Erano gli anni della Terza Repubblica: la repubblica nata dalla disfatta di Sedan del 1870, che aveva lasciato una ferita sanguinante nell'orgoglio dei francesi e stimolato il desiderio di révanche nei confronti della Germania; la repubblica, ancora, così ben descritta nel ciclo dei quattro splendidi romanzi di Anatole France che hanno per protagonista lo scettico e disilluso Bergeret. Quando scoppiò l'affaire Dreyfus, destinato a dividere il Paese fra colpevolisti e innocentisti e a farne esplodere le contraddizioni, Maurras, come gran parte dell'ambiente nazionalista, prese posizione contro l'innocente capitano ebreo perché la vicenda aveva finito per assumere una valenza politica che metteva in gioco l'onore dell'esercito sullo sfondo della storica ostilità tra Francia e Germania. È rimasta celebre la sua battuta al termine del processo che lo avrebbe condannato per collaborazionismo: «È la vendetta di Dreyfus!».

Proprio dall'affaire Dreyfus, secondo un «luogo comune» della storiografia ricordato da Olivier Dard, sarebbe nata l'Action Française. E, con essa, poco alla volta, si sarebbe definito il «nazionalismo integrale» di Maurras. In realtà, a parte le coincidenze temporali, l'Action Française fu il punto di confluenza di vari filoni della destra francese (controrivoluzionario, tradizionalista, orleanista, bonapartista, nazionalista) come ha dimostrato René Rémond in un'opera, divenuta un classico, sulle destre francesi. Punto di confluenza, sì, ma anche esito di un pensiero «forte» che spinse il padre del sindacalismo rivoluzionario, Georges Sorel, a scrivere che Maurras rappresentava per la monarchia e la destra francese ciò che Marx era stato per il socialismo. Attorno a Maurras e all'Action Française (movimento e giornale) e attorno alle iniziative culturali collegate si ritrovarono Jacques Bainville e Léon Daudet, Georges Valois e Georges Bernanos. Alcuni di questi divennero dissidenti, altri, come Jacques Maritain, si allontanarono. La capacità di attrazione del maurrassismo nell'alta cultura francese e, in particolare, nel mondo cattolico fu però tale da preoccupare la Santa Sede, impegnata in un riavvicinamento fra clero e Terza Repubblica. Di qui la condanna, da parte di Pio XI nel 1926, del movimento poi tolta nel 1939 da Pio XII.

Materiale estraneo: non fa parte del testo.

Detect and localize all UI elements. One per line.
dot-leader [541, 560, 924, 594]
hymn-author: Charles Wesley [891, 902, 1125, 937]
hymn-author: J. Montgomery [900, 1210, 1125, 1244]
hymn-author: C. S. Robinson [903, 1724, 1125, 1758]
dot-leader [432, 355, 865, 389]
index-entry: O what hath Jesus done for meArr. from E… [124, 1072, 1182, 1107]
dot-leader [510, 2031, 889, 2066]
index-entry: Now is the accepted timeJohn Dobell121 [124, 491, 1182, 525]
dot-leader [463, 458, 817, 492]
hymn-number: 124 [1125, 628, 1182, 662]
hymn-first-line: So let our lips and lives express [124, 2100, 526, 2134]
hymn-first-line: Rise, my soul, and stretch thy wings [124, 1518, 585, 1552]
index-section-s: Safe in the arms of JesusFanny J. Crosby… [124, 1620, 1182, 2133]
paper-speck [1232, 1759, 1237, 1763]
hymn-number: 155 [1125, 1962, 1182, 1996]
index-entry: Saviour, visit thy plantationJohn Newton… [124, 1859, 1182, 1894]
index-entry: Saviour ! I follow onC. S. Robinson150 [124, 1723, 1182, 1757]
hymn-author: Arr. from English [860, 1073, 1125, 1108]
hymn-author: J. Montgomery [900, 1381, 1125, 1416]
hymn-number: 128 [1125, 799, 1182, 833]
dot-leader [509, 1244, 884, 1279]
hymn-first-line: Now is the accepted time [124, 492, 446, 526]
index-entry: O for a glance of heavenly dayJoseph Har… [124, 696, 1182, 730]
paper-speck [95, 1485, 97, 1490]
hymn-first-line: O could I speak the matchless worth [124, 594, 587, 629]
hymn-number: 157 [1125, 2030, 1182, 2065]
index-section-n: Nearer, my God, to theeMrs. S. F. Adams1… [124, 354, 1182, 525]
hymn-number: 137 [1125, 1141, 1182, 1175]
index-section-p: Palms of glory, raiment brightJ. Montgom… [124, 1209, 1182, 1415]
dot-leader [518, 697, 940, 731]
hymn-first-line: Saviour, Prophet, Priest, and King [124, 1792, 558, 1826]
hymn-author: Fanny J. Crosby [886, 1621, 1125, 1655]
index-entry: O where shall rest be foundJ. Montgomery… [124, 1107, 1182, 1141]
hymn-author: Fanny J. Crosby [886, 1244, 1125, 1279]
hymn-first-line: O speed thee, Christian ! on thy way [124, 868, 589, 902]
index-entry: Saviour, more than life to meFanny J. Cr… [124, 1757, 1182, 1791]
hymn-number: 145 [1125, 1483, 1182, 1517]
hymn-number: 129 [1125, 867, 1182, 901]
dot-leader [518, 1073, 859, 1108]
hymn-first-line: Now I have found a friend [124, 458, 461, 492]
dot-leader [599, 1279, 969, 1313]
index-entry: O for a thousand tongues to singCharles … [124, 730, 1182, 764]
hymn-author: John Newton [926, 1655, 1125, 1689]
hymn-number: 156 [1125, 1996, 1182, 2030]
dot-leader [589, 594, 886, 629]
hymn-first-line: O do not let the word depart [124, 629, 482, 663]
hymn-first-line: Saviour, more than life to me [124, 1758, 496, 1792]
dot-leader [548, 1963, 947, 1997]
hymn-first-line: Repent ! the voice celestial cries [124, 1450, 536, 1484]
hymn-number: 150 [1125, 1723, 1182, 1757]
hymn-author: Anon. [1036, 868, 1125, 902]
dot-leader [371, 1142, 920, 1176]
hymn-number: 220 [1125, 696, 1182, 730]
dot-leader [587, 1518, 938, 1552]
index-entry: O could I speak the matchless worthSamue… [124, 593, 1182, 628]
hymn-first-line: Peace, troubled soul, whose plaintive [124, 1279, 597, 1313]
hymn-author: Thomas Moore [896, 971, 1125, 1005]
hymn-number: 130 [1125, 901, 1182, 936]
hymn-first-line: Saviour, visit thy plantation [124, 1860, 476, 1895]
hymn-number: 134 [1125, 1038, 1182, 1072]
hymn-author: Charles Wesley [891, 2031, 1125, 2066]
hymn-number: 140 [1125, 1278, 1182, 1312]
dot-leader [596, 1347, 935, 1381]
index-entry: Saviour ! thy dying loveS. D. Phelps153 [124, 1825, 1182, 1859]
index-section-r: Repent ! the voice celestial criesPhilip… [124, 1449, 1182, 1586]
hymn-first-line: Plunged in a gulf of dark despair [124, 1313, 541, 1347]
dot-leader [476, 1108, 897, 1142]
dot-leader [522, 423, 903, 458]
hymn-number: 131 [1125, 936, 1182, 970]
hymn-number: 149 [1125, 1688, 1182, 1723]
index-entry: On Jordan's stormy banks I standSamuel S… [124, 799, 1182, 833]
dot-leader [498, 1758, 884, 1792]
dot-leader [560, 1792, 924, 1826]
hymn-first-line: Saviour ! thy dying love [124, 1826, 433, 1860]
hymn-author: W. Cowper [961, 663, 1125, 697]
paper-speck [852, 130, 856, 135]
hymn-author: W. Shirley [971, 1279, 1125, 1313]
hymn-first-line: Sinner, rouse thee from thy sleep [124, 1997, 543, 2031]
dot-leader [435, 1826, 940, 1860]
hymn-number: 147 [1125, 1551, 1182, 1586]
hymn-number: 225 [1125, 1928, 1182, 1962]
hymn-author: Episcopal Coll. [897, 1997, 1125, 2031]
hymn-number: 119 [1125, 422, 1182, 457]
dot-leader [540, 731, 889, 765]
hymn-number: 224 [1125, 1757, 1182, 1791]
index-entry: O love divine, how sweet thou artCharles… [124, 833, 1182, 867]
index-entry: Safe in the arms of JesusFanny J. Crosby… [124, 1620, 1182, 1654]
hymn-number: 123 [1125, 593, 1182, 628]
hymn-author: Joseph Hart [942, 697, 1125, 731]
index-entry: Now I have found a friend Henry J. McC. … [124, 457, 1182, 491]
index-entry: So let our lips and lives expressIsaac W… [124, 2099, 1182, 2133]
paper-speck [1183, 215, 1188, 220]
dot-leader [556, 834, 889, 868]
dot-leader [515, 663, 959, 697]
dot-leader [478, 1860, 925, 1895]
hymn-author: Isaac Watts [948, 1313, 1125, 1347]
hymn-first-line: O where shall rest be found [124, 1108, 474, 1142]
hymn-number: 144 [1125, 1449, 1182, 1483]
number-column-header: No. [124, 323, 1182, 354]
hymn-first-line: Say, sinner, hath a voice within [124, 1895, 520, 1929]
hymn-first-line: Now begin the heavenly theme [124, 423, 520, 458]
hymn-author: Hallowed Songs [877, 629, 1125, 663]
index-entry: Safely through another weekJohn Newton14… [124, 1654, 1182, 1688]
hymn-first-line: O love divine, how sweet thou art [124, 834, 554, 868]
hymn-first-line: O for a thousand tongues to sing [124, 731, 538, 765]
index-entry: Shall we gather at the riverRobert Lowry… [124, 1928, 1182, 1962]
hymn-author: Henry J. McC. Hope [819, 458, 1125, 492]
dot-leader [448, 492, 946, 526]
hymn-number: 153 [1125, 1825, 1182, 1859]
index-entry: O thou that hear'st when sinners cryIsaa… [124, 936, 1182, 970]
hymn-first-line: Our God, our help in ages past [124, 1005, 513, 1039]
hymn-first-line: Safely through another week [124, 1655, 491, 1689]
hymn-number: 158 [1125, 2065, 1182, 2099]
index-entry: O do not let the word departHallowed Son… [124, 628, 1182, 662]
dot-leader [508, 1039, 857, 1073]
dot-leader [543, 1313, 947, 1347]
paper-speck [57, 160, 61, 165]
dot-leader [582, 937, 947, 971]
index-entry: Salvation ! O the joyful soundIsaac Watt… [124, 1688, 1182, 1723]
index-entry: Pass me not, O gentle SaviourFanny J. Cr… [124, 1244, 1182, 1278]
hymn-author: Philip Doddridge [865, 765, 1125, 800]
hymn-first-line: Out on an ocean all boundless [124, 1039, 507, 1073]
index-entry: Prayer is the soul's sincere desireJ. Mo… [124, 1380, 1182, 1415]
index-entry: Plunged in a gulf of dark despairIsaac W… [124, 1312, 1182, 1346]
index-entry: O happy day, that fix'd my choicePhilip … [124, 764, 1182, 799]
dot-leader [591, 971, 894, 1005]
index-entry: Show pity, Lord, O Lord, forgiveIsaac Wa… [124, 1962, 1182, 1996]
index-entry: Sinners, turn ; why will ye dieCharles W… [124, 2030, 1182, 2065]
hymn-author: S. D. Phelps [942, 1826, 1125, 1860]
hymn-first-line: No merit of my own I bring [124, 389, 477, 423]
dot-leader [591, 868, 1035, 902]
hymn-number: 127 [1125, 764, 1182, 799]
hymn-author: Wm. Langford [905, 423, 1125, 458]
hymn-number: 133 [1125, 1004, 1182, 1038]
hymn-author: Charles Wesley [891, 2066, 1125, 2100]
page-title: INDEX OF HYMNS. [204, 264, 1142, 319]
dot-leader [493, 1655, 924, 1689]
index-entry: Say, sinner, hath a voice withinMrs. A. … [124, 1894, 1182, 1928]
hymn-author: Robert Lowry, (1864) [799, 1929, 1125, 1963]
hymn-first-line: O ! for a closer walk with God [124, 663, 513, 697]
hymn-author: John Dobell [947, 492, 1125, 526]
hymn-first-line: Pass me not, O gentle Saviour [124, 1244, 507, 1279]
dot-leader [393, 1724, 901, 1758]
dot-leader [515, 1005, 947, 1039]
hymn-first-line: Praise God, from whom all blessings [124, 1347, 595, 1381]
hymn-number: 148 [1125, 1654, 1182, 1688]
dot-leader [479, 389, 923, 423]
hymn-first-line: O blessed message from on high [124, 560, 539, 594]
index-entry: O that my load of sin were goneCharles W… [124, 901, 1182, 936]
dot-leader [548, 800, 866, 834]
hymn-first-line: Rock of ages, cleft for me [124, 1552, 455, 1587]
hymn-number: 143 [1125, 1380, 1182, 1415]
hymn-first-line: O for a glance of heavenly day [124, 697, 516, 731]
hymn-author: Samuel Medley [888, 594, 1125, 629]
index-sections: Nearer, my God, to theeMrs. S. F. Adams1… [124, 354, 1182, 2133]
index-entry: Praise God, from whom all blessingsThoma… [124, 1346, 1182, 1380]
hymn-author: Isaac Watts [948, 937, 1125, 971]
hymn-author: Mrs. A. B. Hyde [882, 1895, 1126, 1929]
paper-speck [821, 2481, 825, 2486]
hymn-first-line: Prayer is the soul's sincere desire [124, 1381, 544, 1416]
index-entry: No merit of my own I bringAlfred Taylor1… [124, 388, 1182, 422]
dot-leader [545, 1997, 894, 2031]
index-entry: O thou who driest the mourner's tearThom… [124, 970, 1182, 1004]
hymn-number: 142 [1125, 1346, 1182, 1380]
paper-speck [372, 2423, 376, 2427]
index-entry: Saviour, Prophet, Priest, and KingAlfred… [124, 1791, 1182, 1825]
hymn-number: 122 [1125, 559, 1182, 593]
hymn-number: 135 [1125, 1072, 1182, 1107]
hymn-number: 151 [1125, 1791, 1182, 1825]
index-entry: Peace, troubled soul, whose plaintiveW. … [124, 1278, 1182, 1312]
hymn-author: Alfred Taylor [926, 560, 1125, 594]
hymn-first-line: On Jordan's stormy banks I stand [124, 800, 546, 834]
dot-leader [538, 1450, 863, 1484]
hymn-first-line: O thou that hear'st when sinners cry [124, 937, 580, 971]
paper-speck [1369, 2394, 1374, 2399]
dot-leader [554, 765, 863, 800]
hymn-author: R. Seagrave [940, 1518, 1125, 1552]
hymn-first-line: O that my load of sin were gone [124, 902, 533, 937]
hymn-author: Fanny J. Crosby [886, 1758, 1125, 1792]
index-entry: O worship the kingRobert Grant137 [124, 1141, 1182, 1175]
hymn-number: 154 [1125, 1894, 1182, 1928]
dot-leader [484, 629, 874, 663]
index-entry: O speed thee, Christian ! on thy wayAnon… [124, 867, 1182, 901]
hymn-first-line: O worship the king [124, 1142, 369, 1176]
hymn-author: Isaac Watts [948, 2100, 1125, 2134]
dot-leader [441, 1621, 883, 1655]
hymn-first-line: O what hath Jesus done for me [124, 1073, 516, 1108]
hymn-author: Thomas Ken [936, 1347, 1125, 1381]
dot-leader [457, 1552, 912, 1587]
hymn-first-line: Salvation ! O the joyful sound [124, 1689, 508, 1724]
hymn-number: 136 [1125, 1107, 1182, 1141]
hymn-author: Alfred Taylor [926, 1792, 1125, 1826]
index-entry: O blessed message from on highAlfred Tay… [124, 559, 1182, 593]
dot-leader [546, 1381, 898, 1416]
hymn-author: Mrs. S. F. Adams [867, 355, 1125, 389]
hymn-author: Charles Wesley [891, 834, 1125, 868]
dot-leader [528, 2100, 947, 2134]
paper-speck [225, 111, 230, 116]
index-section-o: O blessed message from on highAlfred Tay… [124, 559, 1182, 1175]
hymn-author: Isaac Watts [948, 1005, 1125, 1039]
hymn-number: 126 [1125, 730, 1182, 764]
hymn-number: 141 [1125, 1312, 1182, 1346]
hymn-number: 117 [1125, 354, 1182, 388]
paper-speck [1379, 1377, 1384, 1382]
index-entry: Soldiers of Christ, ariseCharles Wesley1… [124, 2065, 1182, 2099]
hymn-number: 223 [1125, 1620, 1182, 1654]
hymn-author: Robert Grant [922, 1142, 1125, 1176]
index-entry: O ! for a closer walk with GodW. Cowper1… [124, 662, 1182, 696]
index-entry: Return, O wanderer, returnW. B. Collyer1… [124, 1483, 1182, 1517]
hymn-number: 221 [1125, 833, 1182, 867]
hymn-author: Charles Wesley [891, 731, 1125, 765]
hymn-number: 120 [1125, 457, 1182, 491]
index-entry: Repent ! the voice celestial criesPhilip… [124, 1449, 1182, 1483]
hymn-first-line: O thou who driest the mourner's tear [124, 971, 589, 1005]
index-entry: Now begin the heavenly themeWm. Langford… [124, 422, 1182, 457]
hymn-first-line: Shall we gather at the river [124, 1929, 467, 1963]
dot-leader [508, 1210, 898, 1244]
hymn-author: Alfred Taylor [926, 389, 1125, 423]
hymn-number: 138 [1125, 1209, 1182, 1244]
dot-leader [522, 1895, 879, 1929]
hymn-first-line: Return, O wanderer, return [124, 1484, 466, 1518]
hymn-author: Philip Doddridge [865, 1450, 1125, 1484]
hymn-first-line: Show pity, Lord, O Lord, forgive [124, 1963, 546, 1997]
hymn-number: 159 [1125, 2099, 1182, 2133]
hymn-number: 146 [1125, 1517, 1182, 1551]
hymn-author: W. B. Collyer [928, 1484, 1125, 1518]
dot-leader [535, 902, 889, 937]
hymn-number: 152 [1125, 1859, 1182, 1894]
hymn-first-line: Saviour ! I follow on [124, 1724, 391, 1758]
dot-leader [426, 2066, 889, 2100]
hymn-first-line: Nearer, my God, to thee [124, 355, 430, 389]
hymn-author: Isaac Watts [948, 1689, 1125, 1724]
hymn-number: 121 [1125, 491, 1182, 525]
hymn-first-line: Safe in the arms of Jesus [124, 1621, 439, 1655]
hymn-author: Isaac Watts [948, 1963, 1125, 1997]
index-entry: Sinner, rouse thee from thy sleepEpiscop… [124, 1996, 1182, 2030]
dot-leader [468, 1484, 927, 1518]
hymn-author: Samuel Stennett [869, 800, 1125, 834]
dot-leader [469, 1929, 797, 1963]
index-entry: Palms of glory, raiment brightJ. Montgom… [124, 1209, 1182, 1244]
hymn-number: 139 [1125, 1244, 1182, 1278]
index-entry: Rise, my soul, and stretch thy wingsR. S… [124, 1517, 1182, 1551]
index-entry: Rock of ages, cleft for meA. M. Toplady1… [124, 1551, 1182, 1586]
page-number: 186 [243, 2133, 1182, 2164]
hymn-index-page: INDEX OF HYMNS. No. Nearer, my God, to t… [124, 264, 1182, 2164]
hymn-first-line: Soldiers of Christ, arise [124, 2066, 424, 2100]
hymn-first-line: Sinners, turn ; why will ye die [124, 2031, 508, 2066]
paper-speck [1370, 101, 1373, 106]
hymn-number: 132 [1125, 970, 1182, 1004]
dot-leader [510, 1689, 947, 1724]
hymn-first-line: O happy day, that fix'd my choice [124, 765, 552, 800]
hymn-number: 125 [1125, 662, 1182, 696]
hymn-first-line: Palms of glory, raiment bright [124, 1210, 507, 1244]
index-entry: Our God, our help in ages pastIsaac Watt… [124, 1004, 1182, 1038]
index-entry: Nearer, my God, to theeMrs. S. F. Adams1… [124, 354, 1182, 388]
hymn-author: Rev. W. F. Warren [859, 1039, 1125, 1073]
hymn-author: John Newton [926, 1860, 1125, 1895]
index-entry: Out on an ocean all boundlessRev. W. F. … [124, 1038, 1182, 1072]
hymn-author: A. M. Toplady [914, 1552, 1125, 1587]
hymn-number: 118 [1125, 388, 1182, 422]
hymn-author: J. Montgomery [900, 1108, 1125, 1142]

Quando Pétain giunse al potere Maurras parlò di «sorpresa divina» e si illuse, senza venir meno al suo antigermanesimo, di realizzare la «rivoluzione nazionale» in una chiave tradizionalista e antitedesca. Le cose andarono diversamente e il regime, poco alla volta, diventò «collaborazionista» nel senso pieno del termine e nei suoi aspetti peggiori. Il volume di Dard sottolinea giustamente come la conoscenza di Maurras e del suo movimento sia importante per comprendere la storia della prima metà del XX secolo.

Ma essa è importante per capire anche l'evoluzione storica e i travagli della Francia dei decenni successivi, dal gollismo fino a Marine Le Pen.